6. Discount broking - usually retail
- Describe the functions of a market maker (jobber)
- 1. Buy and sell securities with their own money
2. Sell long positions at a high price
3. buy short positions at a lower price
4. obliged by stock market rules to provide a buying and selling price
Market making is a wholesale activity
- The difference between the market maker's buying price and selling price
- This is known as the spread
- What does going long mean?
- When you own the shares
- What does going short mean?
- When you agree to sell something that you don't already own hoping the price will come down.
- Describe the functions of custodians/safekeeping
- 1. Look after portfolios of investments for a variety of institutions (wholesale)
2. Collect payments due on bonds and dividends from shares and may be responsible for reinvesting those payments
3. Will charge a fee based on the funds in their custody
- Describe what private banking involves:
- 1. Offering a range of products to wealthy private individuals (therefore retail)
2. Services include, tax efficient savings and investments, trust arrangements, preferential lending
3. Many are beyond UK jurisdiction - Channel Islands, the Caymans for tax purposes
- Describe how credit card companies make money:
- 1. Charge interest on outstanding balances
2. Charge retailers who accept the card a fee
- What are the four types of retail financial advisers?
- 1. tied advisor
2. multi-tied advisor
3. whole of market advisor
4. independent financial advisor
- Describe a tied advisor
- an advisor working for a bank and offering only that institutions products
- Describe a multi-tied advisor
- an advisor offering more than one provider's products but are still in formal contractual agreements with those providers
- Describe a whole of market advisor
- An advisor that advises on all the products in the market and is paid by commission, rates of which will vary.

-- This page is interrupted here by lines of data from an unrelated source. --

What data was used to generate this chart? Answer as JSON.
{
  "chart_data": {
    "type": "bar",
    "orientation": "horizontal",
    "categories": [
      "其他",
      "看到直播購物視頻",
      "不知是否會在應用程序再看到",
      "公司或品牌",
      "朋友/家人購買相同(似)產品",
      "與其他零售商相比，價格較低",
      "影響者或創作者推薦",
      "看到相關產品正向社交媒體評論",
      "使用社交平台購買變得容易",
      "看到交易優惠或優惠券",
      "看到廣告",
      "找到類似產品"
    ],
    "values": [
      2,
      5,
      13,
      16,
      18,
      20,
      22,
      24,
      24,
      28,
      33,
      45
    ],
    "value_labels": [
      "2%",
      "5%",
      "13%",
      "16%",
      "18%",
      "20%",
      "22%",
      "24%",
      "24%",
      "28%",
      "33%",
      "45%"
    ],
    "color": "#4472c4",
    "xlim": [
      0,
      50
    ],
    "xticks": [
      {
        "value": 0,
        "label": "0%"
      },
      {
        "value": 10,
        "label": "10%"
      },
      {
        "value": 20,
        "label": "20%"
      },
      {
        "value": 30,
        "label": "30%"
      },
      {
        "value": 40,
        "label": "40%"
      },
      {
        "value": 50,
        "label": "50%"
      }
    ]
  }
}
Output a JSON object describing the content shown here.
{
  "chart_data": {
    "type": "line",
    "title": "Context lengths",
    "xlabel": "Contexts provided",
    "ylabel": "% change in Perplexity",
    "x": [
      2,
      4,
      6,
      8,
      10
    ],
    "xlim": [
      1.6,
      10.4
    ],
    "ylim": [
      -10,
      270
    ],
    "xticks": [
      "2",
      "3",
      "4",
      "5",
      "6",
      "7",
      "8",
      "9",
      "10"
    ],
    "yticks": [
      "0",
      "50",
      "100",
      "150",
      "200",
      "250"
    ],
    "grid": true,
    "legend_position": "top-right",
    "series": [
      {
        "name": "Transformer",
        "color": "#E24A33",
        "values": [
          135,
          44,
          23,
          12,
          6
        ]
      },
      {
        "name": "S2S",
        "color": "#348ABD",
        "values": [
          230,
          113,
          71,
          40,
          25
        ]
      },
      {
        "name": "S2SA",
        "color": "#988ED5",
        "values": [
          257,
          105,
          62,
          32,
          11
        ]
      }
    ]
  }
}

- Describe an independent financial advisor
- An advisor that offers whole of market advice but has to offer to be paid by fee as opposed to commission
- What are the functions of trade and professional bodies?
- To lobby and advise on regulation
- Provide examples of trade and professional bodies:
- 1. International Capital Markets Association (bonds)
2. Futures and options association
3. International Swaps and Derivatives Association
4. Association of British Insurers
5. Association of Private Client Investment Management
- What are platforms?
- - Online facilities that enable advisers and managers to evaluate existing portfolio assets and compare
- Can be both wholesale and retail
- Earn money either by fee or commission from the product provider
- Describe the function of third party administrators
- - Some firms employ specialist firms for certain administrative functions such as settling transactions, basic accounting or reconciliation activities (checking agreements).